At Fri, 17 Sep 2004 23:53:33 +0200, Hans Oesterholt-Dijkema wrote:
> 
> I've some questions about the naming of primitives provided in SRFI-56.
> 
> 1. Why, is the word 'binary' used in the function definitions.
>    Is it not clear from the way the types are provided, that these
>    must be binary constructs?
> 
>     read-uint32 is shorter and I think evenly clear as read-binary-uint32
> 
>    It would spare a lot of typing work when programming.

I had considered the former, but was trying to be as clear as
possible.  Brevity is not a strong argument, but in retrospect I'm not
sure read-binary-uint32 is any more clear than read-uint32.

> 2. Why are the network encodings provided as separate functions?
>    Why not add 'network to 'big-endian and 'little-endian? 
>    It's just an other way to encode your information.

'network is equivalent to 'big-endian.  The separate procedures are
provided as shorthand for when you want to write code portable across
different endians, and also to allow for a faster implementation on
big-endian machines.  This is biased in favor of big-endian machines;
an alternative would be to have three sets of procedures with no
optional argument:

  read-<int>  ; native
  read-be-<int> or read-network-<int>
  read-le-<int>

> 3. I think it must be possible to interchange port and endian, i.e.
> 
>    (read-binary-uint32 port endian) should be just as possible as
>    (read-binary-uint32 endian) (or even (read-binary-uint32 endian port)?)

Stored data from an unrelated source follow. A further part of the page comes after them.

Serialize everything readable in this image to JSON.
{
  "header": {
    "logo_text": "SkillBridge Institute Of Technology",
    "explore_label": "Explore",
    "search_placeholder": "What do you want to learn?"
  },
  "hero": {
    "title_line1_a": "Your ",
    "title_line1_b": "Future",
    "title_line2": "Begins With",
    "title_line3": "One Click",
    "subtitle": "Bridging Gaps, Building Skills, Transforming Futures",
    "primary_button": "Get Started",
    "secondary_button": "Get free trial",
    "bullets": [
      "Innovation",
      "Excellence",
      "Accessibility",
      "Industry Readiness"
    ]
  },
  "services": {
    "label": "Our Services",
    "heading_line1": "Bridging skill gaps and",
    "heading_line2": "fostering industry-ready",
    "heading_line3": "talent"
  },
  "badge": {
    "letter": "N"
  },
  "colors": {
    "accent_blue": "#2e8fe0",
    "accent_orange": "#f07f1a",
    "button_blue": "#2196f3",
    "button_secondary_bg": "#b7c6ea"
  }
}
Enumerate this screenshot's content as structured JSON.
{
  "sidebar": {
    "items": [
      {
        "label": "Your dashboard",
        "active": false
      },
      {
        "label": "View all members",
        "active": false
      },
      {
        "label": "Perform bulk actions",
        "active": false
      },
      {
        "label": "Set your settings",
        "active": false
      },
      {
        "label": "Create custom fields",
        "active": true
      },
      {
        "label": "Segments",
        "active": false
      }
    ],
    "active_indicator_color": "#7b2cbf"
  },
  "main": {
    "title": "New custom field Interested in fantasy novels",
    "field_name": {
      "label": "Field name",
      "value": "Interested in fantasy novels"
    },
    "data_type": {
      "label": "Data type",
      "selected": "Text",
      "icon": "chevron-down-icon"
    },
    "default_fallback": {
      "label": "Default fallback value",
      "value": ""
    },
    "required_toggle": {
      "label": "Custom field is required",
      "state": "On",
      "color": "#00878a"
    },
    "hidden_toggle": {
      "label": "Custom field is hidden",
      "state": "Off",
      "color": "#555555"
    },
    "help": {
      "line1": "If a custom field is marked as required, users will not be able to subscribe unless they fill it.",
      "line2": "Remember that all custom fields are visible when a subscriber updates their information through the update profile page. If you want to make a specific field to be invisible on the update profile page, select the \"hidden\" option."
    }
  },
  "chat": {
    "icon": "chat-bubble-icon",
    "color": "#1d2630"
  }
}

I don't see any need for this since you can already pass #f as the
port:

  (read-binary-uint32 #f endian)  ; read from (current-input-port)

> 4. Why aren't there any primitives to do binary string writing and
>    reading, or even binary buffer reading and writing?

Apart from further conflicting with possible binary/character port
distinctions, this is beyond the scope of this SRFI.  A general text
parsing library with procedures for reading delimited or terminated
strings with an optional size limit would be the right place for this.